Event



Condensed Matter Seminar: "The Structure and Function of Organic-Inorganic Hybrid Perovskites"

Cherie Kagan (University of Pennsylvania)
- | David Rittenhouse Laboratory, A4

Organic-inorganic hybrid perovskites represent a class of materials composed of corner sharing metal halide octahedra charge balanced by organic cations. The hybrid perovskites may be tailored in their composition and in their dimensionality. Research exploring hybrid perovskites skyrocketed in the past few years because of the remarkable, >20% power conversion efficiency demonstrated for the three-dimensional (3D) lead halide structures in solar cells, which currently rivals that of commercial silicon-based solar cells.
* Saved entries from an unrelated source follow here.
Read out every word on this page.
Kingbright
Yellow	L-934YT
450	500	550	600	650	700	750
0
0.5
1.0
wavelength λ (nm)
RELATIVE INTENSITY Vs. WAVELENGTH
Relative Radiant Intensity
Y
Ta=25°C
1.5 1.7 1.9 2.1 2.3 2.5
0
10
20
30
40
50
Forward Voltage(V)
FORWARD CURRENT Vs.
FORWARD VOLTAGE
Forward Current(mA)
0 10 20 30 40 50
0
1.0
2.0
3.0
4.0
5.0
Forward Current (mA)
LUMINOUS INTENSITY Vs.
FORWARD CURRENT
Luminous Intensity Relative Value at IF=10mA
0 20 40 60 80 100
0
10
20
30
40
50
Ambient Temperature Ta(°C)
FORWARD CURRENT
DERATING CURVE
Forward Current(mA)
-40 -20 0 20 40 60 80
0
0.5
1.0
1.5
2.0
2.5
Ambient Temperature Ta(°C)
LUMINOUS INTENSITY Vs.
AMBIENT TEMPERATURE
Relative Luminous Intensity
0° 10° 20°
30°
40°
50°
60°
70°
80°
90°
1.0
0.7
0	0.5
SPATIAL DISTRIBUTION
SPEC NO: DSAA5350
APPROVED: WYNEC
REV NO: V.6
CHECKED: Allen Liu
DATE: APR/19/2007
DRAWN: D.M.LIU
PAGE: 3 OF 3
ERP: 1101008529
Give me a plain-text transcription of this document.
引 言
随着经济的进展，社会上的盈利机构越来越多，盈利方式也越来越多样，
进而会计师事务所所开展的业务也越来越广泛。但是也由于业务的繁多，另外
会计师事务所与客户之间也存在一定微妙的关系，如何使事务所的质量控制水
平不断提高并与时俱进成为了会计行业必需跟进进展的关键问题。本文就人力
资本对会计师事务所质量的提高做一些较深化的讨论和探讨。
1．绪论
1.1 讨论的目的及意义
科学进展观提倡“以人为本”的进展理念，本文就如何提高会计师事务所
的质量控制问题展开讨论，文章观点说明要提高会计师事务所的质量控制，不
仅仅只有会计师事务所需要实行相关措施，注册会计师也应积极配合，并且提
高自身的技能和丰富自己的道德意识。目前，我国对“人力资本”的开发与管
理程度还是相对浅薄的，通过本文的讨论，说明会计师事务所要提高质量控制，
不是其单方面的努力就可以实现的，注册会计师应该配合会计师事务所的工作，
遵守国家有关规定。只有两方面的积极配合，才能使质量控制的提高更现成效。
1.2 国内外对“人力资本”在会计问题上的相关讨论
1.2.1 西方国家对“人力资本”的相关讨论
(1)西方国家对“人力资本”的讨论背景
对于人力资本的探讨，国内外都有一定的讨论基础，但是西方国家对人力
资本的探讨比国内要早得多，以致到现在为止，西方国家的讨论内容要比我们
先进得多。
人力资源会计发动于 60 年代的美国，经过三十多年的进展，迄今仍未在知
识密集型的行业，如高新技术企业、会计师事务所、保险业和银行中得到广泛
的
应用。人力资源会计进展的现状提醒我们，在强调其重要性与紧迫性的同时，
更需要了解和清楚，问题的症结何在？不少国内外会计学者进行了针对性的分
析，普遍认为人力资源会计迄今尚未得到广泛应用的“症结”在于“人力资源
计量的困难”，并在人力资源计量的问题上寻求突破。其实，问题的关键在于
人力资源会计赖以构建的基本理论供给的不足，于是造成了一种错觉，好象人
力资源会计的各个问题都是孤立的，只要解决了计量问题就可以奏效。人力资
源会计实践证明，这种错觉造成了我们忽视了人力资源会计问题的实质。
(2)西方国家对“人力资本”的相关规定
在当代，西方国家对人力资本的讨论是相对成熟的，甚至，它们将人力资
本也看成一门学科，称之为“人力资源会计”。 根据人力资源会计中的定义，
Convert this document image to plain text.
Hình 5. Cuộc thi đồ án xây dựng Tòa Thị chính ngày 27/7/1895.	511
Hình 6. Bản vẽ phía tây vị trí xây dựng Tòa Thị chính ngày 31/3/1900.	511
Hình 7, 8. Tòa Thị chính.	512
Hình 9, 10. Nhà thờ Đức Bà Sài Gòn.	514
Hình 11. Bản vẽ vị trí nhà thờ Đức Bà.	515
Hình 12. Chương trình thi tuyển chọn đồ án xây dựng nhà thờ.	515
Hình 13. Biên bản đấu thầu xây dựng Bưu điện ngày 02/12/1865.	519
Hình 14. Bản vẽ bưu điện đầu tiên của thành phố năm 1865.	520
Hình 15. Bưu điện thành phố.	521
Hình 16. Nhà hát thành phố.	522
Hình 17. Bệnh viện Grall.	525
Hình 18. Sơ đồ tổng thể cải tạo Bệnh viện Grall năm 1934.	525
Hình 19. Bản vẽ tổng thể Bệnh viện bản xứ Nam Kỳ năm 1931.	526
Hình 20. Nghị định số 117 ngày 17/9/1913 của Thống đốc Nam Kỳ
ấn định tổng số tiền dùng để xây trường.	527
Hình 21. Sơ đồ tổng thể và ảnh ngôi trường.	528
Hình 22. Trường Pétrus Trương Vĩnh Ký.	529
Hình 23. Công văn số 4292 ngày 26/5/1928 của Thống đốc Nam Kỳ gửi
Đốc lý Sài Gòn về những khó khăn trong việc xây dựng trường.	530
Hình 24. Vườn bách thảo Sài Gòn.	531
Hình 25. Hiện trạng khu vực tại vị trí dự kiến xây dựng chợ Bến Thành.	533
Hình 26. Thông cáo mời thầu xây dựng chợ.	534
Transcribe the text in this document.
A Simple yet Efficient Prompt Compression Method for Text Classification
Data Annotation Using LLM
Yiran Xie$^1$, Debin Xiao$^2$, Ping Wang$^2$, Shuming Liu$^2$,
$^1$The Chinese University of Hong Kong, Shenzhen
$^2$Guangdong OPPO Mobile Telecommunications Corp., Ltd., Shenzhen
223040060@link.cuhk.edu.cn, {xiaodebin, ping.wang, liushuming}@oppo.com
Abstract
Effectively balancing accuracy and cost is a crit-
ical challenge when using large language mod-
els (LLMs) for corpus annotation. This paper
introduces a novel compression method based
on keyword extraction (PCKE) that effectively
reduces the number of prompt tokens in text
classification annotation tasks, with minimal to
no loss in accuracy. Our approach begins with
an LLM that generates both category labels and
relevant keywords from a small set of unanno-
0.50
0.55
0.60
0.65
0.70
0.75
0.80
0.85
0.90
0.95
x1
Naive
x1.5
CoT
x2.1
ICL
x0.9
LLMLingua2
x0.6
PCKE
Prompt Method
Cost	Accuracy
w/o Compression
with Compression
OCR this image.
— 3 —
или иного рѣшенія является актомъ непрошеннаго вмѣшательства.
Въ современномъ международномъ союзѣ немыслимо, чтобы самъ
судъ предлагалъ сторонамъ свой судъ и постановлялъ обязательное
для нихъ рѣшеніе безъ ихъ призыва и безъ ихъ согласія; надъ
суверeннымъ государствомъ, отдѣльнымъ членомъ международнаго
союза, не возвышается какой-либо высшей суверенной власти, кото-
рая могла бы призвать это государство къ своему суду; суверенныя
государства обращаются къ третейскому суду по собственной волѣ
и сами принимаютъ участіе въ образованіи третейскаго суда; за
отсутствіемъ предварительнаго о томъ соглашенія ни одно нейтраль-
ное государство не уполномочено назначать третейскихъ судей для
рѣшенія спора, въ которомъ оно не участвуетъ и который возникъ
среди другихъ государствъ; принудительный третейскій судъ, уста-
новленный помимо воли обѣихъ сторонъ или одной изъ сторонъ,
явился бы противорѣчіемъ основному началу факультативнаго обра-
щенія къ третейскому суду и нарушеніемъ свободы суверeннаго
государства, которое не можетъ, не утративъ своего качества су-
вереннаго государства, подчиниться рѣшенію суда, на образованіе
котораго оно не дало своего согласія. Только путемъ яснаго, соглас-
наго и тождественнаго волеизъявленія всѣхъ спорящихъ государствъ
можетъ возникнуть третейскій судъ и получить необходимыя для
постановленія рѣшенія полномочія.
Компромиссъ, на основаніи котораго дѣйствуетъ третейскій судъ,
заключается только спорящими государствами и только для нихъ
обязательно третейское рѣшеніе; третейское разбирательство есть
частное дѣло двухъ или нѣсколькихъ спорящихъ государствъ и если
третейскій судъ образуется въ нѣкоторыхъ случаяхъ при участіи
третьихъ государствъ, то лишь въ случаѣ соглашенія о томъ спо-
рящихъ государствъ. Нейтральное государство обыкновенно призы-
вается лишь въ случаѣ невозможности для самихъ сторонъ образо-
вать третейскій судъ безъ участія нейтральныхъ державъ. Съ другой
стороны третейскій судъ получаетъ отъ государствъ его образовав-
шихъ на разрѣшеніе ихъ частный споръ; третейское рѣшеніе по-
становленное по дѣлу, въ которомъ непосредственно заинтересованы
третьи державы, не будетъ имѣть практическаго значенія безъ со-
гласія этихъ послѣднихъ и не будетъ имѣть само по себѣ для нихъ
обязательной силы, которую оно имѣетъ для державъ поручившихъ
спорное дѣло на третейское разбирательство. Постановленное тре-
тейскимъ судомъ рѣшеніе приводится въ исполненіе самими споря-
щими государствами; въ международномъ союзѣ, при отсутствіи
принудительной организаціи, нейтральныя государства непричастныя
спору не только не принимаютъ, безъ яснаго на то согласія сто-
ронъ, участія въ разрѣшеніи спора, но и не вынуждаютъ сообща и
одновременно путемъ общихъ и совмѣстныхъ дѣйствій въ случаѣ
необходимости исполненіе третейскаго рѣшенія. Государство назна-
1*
While work continues to boost solar cell performance at a furious pace and to explore stable and non-toxic compositions, important for commercialization, this fever has brought renewed attention to the physics and chemistry of two-dimensional (2D) hybrid perovskites. The 2D perovskites are solution-processable, multi-layered materials, which adopt the Ruddlesen-Popper structure, and exhibit strong quantum and dielectric confinement effects, forming “perfect” quantum well superlattices. Here, I will review the fundamental structural and optical and electronic properties of 3D and 2D perovskites. I will also share recent work from our group exploring the photophysics of 2D perovskites, which shows strong electron-phonon coupling and hot exciton emission, due to relatively slow vibrational relaxation.1 Our studies are consistent with the picture of large polaron formation in this materials class. Finally, I will describe future research directions and applications for this versatile materials class.

(1)         Straus, D. B.; Hurtado Parra, S.; Iotov, N.; Gebhardt, J.; Rappe, A. M.; Subotnik, J. E.; Kikkawa, J. M.; Kagan, C. R. J. Am. Chem. Soc. 2016, 138 (42), 13798–13801.